In March, the Biden administration and the House of Representatives and Senate the Democrats currently control pushed through the first of three enormous spending bills, coined as the America Rescue Plan, a $1.9 trillion partisan effort promoted as a national coronavirus relief package, but which allotted as little as 6 percent of its spending to actual public health or COVID-19 matters.

The America Rescue Plan gave those absorbing UI a $300 weekly bonus in addition to existing funds.

According to the Washington Examiner, the national average for state UI before the bonus was $387 per week.

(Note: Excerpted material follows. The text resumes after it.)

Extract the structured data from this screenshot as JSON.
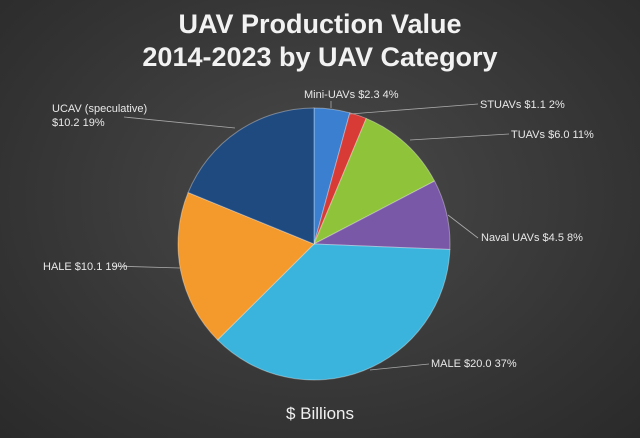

With the Biden administration’s bonus, the sum worked out to an equivalent full time wage of $17.17 per hour to stay at home.

As a result, Morning Consult said, “Over the past few months, as jobs growth in April and May underperformed, many business leaders and politicians argued that increased unemployment benefits included in the American Rescue Plan were preventing unemployment insurance recipients from accepting positions and looking for work.”

In response, Governors from 26 states terminated the federal UI buff voluntarily, eliminated access to the program for gig workers and independent contractors, and shortened the duration of UI benefits by anywhere from five to twelve weeks.

Surveyors found UI riders they spoke with were feeling the heat: 69 percent said they believed their lifeline would vanish by the end of August. 

The team also discovered that few UI recipients believed they were living better on insurance than they were while gainfully employed, “Only 20% of UI recipients who previously worked full time and 28% of workers who previously worked part-time indicated the money they receive from unemployment benefits does a better job of covering their basic expenses than the income they earned from working prior to receiving unemployment benefits.”

“These survey results strongly reject the narrative that all UI recipients are doing better financially than they were prior to the pandemic,” say the authors.

Morning Consult notes even if 1.84 million Americans do return to work, the damage caused by COVID-19 lockdown measures is deep and potentially far-reaching, as the economy will still be short 4.7 million jobs compared to February of 2020’s pre-pandemic life.